想都好几天了,常无极怎么还没过来呢,不会是走着过来的吧。
东山省的人就是邪,想到什么来什么,林飞凌晨从达旺酒吧出来走到医馆门口时,就看见一个黑衣戴着帽子的人坐在医馆门口,正拿着一个酒壶往嘴里很有节奏的喝着酒。
“你来了。”
“我来了。”他又喝了一口酒。
“你为何来?”
“除了你我想不出谁还能救我家少爷。”
“你家少爷?西门风?!”
常无极点点头。
林飞看了看四周,“走,找个无人处说话。”
说完跃上房顶,朝着平安街中心广场飞身而去。
平安街的广场是月维扬生前按照著名的香城七龙广场的样子建成的,可以休闲锻炼娱乐,就是举办大型演唱会也没问题。

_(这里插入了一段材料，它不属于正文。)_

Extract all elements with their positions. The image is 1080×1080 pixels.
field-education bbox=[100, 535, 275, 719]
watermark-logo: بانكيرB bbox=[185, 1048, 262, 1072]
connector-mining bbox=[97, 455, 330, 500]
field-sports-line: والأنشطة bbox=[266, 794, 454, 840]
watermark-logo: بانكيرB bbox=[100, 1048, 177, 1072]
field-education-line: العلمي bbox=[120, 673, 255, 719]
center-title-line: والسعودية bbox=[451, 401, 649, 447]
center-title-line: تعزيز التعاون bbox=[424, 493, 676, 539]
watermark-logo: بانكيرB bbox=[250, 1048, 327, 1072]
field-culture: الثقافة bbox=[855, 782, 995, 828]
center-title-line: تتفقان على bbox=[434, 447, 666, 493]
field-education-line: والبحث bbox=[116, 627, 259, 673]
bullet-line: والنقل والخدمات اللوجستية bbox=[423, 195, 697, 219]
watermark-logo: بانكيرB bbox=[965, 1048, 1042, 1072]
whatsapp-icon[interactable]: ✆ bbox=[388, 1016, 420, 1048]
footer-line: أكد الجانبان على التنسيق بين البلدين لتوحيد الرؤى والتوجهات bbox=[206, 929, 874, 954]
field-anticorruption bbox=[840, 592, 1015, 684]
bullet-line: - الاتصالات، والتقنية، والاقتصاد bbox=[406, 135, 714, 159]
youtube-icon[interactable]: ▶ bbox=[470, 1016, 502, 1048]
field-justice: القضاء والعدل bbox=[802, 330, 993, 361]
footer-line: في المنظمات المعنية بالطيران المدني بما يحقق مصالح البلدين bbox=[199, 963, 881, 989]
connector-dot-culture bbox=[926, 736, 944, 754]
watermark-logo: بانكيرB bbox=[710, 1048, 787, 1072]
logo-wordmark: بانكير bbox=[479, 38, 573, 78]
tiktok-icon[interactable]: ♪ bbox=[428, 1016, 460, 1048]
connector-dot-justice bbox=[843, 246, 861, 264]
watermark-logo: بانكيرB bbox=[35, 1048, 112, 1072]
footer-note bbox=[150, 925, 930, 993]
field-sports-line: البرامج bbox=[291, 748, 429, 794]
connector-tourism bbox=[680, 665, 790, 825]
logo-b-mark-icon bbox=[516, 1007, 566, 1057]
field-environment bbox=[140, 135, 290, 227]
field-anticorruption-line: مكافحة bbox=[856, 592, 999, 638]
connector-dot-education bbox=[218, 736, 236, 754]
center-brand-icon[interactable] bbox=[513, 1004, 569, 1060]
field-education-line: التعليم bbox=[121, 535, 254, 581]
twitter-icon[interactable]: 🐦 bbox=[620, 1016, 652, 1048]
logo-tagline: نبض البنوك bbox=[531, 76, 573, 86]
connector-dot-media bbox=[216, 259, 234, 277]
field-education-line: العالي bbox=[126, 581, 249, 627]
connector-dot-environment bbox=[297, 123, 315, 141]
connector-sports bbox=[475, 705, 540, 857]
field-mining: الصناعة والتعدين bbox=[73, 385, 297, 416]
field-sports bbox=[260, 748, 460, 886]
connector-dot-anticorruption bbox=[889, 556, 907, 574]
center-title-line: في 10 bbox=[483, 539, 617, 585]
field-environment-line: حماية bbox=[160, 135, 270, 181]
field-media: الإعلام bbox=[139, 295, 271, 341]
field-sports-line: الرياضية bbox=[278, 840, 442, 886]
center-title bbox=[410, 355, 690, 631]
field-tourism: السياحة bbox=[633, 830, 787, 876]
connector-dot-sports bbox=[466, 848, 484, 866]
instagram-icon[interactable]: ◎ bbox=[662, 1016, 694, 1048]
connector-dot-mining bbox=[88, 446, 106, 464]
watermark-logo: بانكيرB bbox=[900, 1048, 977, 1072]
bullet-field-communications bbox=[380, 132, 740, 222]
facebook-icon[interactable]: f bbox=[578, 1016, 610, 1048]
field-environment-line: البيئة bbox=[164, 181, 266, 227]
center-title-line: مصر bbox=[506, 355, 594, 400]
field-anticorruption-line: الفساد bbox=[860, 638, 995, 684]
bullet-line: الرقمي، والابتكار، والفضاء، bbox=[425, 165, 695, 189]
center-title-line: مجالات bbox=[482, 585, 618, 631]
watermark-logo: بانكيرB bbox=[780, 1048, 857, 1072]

不过这个广场已经乱的不成样子,白天还好,晚上就成了流氓混子的聚集地,三五一群的分布在广场的各个角落喝酒打架,广场上的一些公共设施也被他们破坏的残缺不全。
唯有广场一个信号灯塔还完整,当然他们除非有大炮,否则凭借人力是不可能破坏高约二百多米的混凝钢土建成的信号灯塔的。